Alguns anos mais tarde, MacCoby e Martin (1983) sugeriram uma revisão acerca dos estilos parentais propostos por Baumrind, propondo uma subdivisão do estilo permissivo em indulgente e negligente. Segundo os autores, pais com estilo indulgente proporcionam um alto grau de envolvimento afetivo, mas, em contraponto, exercem uma baixa monitoração e pouco controle parental. Podem ser identificados como pais tolerantes, que não fazem questão de que os filhos demonstrem um comportamento maduro, ocorrendo uma autoregulação por parte da criança (Reichert & Wagner, 2007). Teixeira, Oliveira e Wottrich (2006) exemplificam situações em que há um esforço parental para que um filho desenvolva um senso de autonomia, situações nas quais os pais estimulam os filhos a desenvolverem suas próprias ideias, dando o seu máximo nessas tarefas. Os autores ressaltam, todavia, que nem sempre este investimento ocasionará resultados planejados pelos pais, visto que o modo de agir em relação aos filhos muitas vezes incide em valores aos quais esses pais não se dão conta. Deste modo, através do estilo indulgente, existe a promoção de uma pseudoautonomia e pseudoindependência deste sujeito, que se torna responsável por suas atitudes antes mesmo de ter condições psíquicas para assumir suas próprias decisões, o que acaba por promover a inibição de valores, tais como solidariedade e justiça.

Quanto às famílias negligentes, Reichert e Wagner (2007) revelam que estas são carentes das duas dimensões de apoio, não sendo nem exigentes e nem responsivas. Não existe um monitoramento do comportamento das crianças e elas ficam sem uma base segura para suas demandas. Os pais negligentes mostram-se mais direcionados à resolução de seus próprios problemas, não se engajando com seus encargos parentais.

Existem diferentes concepções e estudos que abordam os estilos parentais.
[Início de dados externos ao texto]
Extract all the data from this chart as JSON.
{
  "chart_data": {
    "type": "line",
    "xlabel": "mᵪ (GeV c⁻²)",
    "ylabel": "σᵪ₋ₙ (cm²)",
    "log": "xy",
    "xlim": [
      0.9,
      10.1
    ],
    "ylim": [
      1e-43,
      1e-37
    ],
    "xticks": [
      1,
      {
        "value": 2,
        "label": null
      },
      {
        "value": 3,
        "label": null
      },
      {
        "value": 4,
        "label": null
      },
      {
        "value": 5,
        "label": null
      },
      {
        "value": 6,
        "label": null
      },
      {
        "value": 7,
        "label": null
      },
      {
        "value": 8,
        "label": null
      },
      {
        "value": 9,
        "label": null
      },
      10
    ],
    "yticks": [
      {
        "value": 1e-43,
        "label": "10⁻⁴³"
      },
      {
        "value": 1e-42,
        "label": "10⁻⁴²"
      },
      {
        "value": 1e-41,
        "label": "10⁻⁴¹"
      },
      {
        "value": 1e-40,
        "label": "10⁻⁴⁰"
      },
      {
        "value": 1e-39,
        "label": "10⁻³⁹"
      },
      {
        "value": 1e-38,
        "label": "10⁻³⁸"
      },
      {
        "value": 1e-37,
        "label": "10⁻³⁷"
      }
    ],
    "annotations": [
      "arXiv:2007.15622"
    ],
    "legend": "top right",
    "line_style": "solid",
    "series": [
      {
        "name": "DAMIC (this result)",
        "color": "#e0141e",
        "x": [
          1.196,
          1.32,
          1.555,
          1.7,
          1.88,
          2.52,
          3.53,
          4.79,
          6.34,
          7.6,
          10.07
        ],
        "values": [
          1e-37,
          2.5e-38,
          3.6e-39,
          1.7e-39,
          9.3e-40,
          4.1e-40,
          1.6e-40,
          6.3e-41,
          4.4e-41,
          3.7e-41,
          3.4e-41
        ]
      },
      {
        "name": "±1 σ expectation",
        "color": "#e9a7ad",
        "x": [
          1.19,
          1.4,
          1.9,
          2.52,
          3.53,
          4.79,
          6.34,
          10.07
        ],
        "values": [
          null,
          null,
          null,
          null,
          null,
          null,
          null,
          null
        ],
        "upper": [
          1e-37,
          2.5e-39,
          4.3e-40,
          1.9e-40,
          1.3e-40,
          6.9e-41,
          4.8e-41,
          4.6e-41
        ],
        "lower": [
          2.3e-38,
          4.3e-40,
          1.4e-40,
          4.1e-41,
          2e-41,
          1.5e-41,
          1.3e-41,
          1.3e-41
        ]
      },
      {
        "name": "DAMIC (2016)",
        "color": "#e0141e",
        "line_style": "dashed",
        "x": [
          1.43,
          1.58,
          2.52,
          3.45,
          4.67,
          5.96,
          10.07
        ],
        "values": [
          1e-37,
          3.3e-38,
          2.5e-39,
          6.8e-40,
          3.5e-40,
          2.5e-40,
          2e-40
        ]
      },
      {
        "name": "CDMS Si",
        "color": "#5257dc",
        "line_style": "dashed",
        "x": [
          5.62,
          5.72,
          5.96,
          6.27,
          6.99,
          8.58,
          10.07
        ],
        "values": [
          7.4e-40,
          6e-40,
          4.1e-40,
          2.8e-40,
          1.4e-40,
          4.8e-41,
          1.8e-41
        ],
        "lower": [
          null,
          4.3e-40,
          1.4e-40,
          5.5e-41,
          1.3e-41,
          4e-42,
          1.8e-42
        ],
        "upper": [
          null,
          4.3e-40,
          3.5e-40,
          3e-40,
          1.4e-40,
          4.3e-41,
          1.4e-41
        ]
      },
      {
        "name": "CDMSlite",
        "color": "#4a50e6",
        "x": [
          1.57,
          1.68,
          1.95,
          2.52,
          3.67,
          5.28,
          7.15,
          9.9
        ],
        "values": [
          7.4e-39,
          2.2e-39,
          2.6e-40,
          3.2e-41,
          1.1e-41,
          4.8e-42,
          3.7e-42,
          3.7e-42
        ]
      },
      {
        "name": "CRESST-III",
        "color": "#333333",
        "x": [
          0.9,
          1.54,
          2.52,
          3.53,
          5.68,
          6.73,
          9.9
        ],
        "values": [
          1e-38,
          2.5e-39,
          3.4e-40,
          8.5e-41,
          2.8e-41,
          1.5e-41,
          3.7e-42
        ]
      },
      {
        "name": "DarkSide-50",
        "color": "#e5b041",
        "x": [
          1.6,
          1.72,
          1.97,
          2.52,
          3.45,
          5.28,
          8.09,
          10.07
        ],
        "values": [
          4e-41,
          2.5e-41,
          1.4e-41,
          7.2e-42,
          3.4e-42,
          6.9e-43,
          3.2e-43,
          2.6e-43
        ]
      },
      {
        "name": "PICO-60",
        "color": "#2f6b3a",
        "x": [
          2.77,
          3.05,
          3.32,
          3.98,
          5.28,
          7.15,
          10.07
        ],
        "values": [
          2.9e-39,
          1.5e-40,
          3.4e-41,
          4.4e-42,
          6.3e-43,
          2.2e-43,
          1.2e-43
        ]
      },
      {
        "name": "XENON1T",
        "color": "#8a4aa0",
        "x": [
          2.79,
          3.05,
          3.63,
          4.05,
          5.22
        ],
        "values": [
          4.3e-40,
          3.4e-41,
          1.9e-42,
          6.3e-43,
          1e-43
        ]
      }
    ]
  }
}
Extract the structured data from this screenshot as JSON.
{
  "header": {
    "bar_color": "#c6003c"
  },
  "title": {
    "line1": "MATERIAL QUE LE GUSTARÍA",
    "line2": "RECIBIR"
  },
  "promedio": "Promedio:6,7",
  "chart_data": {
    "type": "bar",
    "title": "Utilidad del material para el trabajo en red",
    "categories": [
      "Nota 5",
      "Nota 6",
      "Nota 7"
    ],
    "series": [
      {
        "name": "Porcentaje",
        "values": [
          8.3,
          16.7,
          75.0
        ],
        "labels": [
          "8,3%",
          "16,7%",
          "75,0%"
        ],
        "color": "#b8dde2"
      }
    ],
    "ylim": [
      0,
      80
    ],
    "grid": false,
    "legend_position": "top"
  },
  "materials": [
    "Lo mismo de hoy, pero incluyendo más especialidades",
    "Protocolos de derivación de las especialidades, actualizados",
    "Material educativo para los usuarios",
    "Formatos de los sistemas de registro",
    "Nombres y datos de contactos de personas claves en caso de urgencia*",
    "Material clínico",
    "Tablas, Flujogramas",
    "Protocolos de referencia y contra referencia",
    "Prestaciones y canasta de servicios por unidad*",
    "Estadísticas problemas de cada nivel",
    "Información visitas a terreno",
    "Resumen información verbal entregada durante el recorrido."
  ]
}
Alguns autores trabalham com os estilos parentais tipologicamente bem definidos (Baumrind, 1966; MacCoby & Martin, 1983), já outros (Gomide, 2006) analisam as práticas educativas que contribuem para um comportamento pró-social ou antissocial, dependendo das estratégias educacionais que os pais utilizam com os seus filhos.

No modelo de Gomide (2006), existem sete práticas educativas que caracterizam o estilo parental, sendo que destas, cinco estão relacionadas a comportamentos antissociais (negativas) e duas ao comportamento pró-social (positivas). As práticas educativas relacionadas a comportamentos pró-sociais são a monitoria positiva e comportamento moral, já as práticas educativas relacionadas a comportamentos antissociais são a negligência, a punição inconsistente, a monitoria negativa, a disciplina relaxada e o abuso físico. Foi baseada nestas práticas parentais que a autora desenvolveu o Inventário de Estilos Parentais com o objetivo de identificar as práticas parentais positivas e negativas utilizadas pelas famílias (Gomide, Salvo, Pinheiro & Sabbag, 2005).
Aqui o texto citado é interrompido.